Poets have speculated on that very possibility. One of the more famous exercises was the play No Exit by Jean-Paul Sartre, wherein hell for three vicious, sinful people is simply being locked in a room together. No racks, no fires, no demons – just sinful human natures clawing at each other unmitigated by any compassion or charity. The effect is quite chilling. And mystics through the ages have speculated that hell might be nothing more than sinners repeating for a bleak and dreary eternity the sins which damned them: endless conversations consisting of nothing but bitter gossip, perhaps, or ceaseless banquets at which gluttons have nothing to do but stuff more and more food down their gullets. Even with our limited imaginations, the prospects of such eternities make us shudder – or should.

But why would anyone choose such an existence? If offered the option between such a bleak and empty existence and everlasting joy, why would any rational being choose bleak emptiness?

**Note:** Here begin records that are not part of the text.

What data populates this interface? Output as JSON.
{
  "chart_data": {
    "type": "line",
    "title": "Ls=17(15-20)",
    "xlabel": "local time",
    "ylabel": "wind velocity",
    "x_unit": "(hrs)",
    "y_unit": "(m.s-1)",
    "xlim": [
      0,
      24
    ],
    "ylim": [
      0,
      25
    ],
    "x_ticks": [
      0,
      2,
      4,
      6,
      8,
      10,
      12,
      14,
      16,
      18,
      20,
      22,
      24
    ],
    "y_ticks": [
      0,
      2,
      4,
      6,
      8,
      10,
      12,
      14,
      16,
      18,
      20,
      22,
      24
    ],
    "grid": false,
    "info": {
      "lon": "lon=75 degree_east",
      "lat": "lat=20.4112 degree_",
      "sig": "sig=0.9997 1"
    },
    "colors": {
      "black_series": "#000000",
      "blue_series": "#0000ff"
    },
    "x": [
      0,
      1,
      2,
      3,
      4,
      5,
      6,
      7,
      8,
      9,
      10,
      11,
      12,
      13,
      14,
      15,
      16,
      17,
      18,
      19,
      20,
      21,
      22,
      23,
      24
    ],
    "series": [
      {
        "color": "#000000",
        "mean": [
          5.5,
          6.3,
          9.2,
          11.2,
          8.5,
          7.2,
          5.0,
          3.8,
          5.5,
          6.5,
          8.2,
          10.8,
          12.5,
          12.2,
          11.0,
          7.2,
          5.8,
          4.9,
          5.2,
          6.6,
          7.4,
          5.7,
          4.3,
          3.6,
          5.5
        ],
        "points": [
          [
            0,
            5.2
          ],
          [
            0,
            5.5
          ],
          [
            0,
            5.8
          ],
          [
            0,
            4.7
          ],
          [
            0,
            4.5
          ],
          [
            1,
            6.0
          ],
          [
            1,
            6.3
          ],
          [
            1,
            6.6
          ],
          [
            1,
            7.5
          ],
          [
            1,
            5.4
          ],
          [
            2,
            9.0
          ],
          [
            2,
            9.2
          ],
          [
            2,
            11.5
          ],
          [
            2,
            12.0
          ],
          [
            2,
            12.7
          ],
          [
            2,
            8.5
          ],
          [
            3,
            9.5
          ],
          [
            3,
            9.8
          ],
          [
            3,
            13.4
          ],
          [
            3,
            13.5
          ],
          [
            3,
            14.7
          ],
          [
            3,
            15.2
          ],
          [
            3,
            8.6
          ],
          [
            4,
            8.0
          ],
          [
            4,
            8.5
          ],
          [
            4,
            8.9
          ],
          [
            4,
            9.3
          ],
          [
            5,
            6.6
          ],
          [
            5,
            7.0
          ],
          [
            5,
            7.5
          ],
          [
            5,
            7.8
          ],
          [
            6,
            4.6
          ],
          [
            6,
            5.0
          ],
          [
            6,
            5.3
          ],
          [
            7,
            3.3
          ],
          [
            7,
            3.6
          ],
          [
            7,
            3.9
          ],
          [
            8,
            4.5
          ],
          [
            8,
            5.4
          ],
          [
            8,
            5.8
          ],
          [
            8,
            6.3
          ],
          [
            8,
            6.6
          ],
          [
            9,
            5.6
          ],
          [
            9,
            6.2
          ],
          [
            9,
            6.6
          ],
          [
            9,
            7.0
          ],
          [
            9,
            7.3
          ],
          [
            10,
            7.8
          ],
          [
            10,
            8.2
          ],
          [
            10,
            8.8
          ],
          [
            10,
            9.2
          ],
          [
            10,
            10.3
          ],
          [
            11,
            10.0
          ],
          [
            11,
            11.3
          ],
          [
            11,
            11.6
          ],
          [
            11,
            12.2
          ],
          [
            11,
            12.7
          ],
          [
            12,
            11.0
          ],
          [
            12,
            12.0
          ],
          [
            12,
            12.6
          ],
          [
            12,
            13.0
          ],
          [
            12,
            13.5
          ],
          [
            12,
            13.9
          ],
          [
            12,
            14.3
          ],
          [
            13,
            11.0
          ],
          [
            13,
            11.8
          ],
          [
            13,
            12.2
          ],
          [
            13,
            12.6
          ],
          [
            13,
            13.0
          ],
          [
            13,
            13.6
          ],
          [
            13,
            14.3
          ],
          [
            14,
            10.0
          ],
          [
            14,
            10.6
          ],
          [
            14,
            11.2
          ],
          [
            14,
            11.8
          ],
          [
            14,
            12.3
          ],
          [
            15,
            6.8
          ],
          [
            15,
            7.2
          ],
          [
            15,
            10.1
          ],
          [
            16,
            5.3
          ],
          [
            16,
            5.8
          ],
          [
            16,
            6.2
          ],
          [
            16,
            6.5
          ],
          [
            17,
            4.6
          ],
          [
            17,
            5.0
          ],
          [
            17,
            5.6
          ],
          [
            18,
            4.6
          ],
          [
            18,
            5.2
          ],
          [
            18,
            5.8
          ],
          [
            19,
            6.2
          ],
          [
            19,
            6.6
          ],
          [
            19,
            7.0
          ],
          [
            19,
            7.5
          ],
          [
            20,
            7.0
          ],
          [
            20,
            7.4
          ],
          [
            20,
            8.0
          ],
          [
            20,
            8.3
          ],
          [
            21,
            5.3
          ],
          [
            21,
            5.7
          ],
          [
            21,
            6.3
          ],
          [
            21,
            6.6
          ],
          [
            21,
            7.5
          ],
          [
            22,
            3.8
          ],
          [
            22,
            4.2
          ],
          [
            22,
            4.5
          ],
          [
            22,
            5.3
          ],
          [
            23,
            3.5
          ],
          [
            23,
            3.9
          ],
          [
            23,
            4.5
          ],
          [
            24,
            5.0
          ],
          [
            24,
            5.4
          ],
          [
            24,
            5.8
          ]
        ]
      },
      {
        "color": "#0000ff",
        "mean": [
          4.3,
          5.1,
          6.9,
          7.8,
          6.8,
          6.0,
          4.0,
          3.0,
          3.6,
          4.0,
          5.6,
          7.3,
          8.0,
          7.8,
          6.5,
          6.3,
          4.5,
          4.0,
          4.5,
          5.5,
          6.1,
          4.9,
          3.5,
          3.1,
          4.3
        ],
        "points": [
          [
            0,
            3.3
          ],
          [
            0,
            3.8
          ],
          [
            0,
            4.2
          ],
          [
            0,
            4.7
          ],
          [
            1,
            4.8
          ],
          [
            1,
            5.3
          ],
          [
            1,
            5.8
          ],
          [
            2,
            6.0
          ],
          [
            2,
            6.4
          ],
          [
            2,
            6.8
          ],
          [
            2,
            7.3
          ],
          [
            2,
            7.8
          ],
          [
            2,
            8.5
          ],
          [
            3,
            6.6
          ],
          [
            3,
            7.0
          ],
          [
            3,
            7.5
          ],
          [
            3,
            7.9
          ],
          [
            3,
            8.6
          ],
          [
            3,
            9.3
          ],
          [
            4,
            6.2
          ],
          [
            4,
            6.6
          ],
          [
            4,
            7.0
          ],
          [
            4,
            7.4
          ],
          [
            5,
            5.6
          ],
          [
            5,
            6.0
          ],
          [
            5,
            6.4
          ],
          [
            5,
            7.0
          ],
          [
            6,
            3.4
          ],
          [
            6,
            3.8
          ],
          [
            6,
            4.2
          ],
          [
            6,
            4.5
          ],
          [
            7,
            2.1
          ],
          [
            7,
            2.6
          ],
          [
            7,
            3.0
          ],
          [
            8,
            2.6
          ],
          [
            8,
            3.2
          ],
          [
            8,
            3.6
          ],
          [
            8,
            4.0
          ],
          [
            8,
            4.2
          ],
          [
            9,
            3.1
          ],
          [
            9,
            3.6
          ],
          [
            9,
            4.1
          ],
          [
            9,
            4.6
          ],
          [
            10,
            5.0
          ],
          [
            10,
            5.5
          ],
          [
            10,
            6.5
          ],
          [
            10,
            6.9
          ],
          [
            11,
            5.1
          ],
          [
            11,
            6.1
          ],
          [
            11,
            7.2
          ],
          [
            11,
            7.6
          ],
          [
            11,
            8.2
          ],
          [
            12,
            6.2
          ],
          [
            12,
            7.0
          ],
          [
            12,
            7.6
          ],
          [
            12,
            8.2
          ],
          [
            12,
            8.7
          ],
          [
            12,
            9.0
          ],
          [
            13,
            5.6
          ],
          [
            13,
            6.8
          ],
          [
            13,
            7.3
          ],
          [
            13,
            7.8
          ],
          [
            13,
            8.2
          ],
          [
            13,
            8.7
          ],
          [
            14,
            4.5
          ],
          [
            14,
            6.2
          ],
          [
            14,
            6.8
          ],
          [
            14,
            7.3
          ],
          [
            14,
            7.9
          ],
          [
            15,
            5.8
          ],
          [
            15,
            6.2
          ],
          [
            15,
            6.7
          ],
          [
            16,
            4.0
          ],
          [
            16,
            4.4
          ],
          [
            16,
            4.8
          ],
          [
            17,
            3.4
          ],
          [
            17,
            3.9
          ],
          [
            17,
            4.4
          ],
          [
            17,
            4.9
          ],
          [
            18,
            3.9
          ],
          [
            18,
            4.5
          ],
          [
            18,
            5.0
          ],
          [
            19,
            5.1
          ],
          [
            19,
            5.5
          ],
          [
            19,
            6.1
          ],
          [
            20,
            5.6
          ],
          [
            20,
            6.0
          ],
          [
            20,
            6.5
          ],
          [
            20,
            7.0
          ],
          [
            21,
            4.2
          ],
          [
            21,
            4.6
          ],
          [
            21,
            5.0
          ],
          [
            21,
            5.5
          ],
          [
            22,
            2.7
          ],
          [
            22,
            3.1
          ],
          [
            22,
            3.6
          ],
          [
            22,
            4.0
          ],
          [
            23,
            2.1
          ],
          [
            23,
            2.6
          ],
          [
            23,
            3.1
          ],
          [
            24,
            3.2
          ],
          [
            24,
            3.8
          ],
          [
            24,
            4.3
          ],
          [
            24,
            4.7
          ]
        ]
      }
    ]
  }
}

Well – we are being offered the option. From the perspective of eternity, that's what our lives are: one long question about which we'd choose. But simple mental assent isn't enough. Everyone wants good – the question is whether we want the God from which the good comes. Our lives are a long opportunity to answer the question. God gives most of us a chance to enjoy the goods while pondering the question and its terms. If we look hard enough, we can even see that the lesser goods are just signposts pointing to the greatest Good, the one thing we should really want. If we want that greatest Good, or even to still have the lesser goods that come with Him, He's opened a door to permit that to happen. But if by our lives and actions we prove that we don't want the greatest Good – well, He'll respect that decision. That will be hell.

The thing is that none of us knows exactly when the question is going to be closed. That's why it's good to meditate on hell, and to examine the kind of answer that our lives are giving to the most important question of all.